Using in-depth interviews and focus group discussions with 20 participants (artists, editors, and managers), the
research identifies five major determinants of motivation in the AI era: (1) AI integration and work redesign, (2) leadership
and organizational culture, (3) compensation and recognition systems, (4) digital skills and professional growth, and (5)

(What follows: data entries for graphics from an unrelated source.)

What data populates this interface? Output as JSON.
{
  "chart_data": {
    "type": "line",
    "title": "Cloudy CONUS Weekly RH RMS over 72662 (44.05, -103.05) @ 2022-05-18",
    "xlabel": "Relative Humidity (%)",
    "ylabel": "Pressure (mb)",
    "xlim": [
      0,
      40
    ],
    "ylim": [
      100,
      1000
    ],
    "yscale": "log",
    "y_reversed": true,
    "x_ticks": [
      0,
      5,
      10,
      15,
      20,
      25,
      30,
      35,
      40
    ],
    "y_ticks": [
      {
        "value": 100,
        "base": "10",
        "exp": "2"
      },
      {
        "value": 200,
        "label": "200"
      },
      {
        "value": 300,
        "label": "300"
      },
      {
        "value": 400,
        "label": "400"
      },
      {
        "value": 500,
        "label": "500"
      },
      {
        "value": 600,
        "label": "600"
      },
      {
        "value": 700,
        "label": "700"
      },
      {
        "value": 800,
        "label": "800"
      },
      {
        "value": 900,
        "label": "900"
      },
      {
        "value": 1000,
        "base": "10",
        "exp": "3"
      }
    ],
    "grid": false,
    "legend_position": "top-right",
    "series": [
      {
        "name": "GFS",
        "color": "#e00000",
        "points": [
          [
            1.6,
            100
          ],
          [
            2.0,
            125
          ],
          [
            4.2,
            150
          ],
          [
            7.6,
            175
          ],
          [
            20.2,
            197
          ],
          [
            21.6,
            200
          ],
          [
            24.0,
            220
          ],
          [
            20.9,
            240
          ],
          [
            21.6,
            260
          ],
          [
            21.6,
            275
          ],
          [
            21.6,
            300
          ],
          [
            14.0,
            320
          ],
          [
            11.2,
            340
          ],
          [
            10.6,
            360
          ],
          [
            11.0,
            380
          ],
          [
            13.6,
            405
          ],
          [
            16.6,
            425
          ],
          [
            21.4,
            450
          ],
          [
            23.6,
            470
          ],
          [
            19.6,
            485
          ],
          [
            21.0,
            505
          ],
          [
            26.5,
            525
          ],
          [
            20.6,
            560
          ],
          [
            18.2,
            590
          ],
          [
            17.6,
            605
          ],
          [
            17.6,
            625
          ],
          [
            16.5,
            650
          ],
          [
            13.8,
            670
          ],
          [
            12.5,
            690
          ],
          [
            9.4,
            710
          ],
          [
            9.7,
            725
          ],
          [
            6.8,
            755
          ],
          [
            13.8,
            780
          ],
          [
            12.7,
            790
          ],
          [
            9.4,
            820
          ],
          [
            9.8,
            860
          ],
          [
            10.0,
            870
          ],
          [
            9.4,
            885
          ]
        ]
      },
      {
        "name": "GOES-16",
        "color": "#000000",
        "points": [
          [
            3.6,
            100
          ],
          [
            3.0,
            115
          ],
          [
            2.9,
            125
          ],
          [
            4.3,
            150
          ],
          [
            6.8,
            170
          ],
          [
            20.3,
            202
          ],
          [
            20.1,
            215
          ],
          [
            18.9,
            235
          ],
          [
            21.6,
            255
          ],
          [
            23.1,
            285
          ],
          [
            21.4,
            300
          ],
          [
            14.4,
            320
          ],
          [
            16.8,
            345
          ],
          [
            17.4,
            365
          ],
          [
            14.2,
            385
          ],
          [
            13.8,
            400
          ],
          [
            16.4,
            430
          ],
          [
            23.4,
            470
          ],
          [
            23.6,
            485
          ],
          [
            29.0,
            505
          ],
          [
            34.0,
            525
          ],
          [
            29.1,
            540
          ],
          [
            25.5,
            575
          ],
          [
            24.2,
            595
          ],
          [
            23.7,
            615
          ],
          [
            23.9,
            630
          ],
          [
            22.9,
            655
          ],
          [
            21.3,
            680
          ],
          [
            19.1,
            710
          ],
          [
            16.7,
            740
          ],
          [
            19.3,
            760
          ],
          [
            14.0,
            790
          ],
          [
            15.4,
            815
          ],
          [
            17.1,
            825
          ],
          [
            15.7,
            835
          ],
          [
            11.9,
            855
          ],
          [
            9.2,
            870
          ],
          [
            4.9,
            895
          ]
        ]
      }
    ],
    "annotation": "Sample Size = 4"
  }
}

psychological well-being under technological stress. The findings reveal that AI adoption simultaneously enhances and
threatens motivation — it increases productivity and autonomy but also generates anxiety and burnout when not managed
properly.
The study contributes to the literature by conceptualizing the notion of “Work Motivation Optimization” as a dynamic
balance between human needs and technological transformation. Practical implications are proposed for managers to foster
a human-centered digital culture, align AI implementation with intrinsic motivators, and design sustainable motivation
frameworks for creative and knowledge-intensive industries.
Keywords :
Employee Motivation, Artificial Intelligence (AI), Digital Transformation, Human Resource Management, Creative Industry, Vietnam, Work Engagement.